To be sure, onerous, unpredictable processes hamper the business conditions in many countries and improving the efficiency of business norms can help economic growth prospects. But at issue is across-the-board deregulation, borne out of a mistaken worldview equating private business interest with social interest, with no accounting for harmful spillovers of business activities such as growth-debilitating climate change. As such, liberalizing regulations alone should not be labeled “reform”: in the analogy of improving “economic cholesterol,” the patient needs to both reduce bad cholesterol and increase good cholesterol. The World Bank ought not to drive development with the one-sided DB indicator when the United Nations promotes a more holistic path of Sustainable Development Goals.

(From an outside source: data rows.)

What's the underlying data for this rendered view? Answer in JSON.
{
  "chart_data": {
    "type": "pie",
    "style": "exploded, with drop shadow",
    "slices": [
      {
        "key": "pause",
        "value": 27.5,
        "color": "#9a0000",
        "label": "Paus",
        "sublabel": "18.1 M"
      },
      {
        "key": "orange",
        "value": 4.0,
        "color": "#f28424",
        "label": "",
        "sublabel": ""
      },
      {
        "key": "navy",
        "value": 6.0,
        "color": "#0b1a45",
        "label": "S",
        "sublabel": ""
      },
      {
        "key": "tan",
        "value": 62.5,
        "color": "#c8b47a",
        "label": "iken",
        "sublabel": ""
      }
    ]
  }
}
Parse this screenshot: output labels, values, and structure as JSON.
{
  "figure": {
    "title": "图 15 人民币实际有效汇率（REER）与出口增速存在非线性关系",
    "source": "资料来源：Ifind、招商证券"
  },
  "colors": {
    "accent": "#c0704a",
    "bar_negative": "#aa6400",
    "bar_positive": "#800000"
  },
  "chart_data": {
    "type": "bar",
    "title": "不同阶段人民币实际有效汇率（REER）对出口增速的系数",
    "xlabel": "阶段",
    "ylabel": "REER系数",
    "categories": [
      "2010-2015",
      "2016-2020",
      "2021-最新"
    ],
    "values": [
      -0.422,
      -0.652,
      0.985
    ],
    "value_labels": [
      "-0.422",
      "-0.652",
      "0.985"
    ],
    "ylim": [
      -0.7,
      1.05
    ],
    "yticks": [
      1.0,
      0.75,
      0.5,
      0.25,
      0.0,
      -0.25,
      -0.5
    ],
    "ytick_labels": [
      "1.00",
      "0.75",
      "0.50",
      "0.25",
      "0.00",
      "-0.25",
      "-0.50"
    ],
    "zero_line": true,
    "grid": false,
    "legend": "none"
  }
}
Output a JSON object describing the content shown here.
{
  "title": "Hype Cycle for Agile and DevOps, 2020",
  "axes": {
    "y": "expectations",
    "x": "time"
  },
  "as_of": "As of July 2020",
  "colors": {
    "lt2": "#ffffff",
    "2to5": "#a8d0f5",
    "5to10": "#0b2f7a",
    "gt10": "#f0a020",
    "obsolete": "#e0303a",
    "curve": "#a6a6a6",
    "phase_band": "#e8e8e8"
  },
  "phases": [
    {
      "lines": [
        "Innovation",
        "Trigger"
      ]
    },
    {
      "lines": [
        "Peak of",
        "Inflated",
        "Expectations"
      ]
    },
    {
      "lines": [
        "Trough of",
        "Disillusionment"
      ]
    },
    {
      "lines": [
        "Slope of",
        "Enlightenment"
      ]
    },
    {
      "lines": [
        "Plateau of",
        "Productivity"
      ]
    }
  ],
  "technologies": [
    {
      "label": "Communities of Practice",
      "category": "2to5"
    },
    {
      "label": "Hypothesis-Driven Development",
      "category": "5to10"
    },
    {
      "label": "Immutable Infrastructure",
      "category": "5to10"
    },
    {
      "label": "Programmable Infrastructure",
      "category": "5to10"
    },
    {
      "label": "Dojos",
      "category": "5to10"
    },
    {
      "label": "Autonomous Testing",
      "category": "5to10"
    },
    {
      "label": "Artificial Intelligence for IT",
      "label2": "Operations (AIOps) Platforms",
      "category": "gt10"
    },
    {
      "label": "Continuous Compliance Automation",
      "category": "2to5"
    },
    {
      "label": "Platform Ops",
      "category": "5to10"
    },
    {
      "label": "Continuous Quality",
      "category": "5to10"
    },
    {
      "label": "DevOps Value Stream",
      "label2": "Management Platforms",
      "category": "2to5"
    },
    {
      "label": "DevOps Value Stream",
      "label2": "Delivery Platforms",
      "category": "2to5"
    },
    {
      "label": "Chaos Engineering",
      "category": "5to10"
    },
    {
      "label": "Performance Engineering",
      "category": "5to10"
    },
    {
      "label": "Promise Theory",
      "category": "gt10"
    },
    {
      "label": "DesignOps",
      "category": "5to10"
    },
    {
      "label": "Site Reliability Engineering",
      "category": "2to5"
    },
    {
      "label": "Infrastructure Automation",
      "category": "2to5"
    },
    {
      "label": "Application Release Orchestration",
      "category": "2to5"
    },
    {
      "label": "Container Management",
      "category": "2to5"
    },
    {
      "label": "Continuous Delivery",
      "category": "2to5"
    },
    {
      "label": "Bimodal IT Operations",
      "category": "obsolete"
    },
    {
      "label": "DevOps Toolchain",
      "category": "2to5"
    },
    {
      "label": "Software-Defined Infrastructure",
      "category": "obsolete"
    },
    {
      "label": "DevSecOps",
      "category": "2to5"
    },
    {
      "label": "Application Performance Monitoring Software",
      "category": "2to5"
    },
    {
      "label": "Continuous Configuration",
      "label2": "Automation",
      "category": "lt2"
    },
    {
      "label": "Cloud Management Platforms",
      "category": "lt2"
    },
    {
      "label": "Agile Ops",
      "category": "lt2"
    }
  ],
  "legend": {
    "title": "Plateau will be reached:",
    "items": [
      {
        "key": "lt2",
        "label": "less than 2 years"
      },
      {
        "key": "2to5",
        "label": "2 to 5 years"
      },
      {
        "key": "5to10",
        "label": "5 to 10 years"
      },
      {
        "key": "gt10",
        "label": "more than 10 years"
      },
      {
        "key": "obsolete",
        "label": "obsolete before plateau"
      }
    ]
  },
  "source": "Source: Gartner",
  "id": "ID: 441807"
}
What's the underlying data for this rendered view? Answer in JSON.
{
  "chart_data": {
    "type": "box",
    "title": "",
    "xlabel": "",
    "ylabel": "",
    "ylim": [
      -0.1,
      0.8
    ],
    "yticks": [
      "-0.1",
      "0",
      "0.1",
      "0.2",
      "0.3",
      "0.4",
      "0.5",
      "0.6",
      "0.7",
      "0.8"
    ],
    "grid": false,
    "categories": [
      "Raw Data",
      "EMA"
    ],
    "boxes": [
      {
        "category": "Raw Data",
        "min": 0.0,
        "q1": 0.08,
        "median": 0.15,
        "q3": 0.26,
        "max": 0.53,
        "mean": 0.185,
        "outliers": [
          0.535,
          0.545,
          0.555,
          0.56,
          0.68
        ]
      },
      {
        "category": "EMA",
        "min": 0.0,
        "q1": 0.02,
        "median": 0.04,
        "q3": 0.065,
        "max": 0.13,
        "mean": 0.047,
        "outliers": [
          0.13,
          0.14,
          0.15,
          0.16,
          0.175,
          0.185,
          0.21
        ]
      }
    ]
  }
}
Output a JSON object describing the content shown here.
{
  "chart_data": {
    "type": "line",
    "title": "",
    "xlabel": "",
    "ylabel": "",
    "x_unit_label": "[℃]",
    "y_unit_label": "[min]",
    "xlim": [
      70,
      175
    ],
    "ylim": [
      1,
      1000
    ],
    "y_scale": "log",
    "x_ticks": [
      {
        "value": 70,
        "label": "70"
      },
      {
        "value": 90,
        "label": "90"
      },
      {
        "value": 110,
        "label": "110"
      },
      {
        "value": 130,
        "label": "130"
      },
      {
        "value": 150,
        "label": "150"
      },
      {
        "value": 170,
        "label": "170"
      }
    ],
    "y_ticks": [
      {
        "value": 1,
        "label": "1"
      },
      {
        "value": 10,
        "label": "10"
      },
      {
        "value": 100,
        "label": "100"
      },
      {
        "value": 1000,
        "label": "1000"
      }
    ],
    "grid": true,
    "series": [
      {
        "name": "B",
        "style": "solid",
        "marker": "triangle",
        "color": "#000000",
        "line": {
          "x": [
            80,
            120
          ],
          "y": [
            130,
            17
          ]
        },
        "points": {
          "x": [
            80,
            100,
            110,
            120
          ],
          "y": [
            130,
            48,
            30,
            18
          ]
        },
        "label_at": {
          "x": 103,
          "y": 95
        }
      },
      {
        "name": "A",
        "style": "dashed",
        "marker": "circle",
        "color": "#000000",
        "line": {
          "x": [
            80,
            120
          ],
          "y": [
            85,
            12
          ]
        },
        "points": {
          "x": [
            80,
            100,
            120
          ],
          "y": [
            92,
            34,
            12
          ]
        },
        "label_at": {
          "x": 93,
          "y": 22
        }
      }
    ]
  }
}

The danger in today’s high-risk environment is that the indicator’s standings pressure countries to compete on reversing policies that invest in people and the environment—a direction the world can ill afford in the face of pandemics and runaway climate change.
Also, to be clear, any survey can be chastised for omitting certain variables, for example, in the case of DB, for neglecting infrastructure, entrepreneurial opportunities, skilled labor, and competition policies. Overloading a particular indicator with too many variables can make it unwieldy and unmanageable. The issue at hand, however, is one of misleading diagnoses and faulty policy advice resulting from an indicator’s excessively narrow mission. A measure of business regulation cannot be so biased as to ignore socio-environmental interventions like pollution control or health standards at a time when these considerations are derailing growth and well-being.
To see the seriousness of this error, consider how surveys of the business climate inadvertently neglect the harm from reckless deregulation in areas where checks and balances are essential. In the case of the DB index, China and India made big improvements in their scores in 2019 and 2020, despite the fact that the world’s first and third biggest carbon emitters increased carbon effluents notably in the two preceding years. Another index, the Environmental Performance Index, sees little relation between a deterioration in environmental protection and improvement in rankings on doing business. Surely, the business climate must account for environmental care, worker safety, and health risks, which are critical for well-functioning supply chains, and for predictable and reliable business deliveries.
Several governments, including Brazil, India, Russia, and the United States, have been diluting environmental regulations at a time when inadequate controls on carbon emissions are increasingly driving up world temperatures at great peril to businesses, people, and the planet. (see figure below). The reversal of emission standards for power plants and automobiles, and the expansion of fossil fuels, in the United States has been a severe setback, but it has not hurt the country’s business ranking (6th according to the DB 2020 survey). Many countries are weakening Environment Impact Assessments, which could improve business rankings, but endanger health and the environment.
Source: Global Temperature Report 2019
The World Bank index measures the ease of doing business across 10 areas, such as getting construction permits and paying taxes. Seven of the 10 indicators of the survey presume that less regulation is better, but ignore the social benefits of socioeconomic protection, including sound financial oversight, which is vital as the 2008 global financial crisis revealed. The biggest concern now is that climate change is being exacerbated by inadequate control of emissions by the biggest emitters, China, the United States, India, Japan, and Russia.
A 2008 review from the World Bank’s independent evaluation and a 2013 external independent panel flagged shortcomings of the DB measure, such as ignoring the informal sector and accounting for de jure (in the books) and not de facto (in practice) regulations. They also flagged the mistake in assuming that it is always best to have the least interventions, for example, taking the fewest steps to get a business permit in fragile situations or having the lowest tax rates in fiscally challenging conditions. The danger in today’s high-risk environment is that the indicator’s standings pressure countries to compete on reversing policies that invest in people and the environment—a direction the world can ill afford in the face of pandemics and runaway climate change.
In the case of the World Bank, putting the DB project on hold gives the institution an opportunity not just to audit data issues, but to recalibrate the survey’s metrics, balancing the cutting of bad controls with a strengthening of good standards. An overhauled measure should reinforce, and not punish, regulations that foster health care, workers’ safety, low carbon activities, climate adaptation, and mitigation.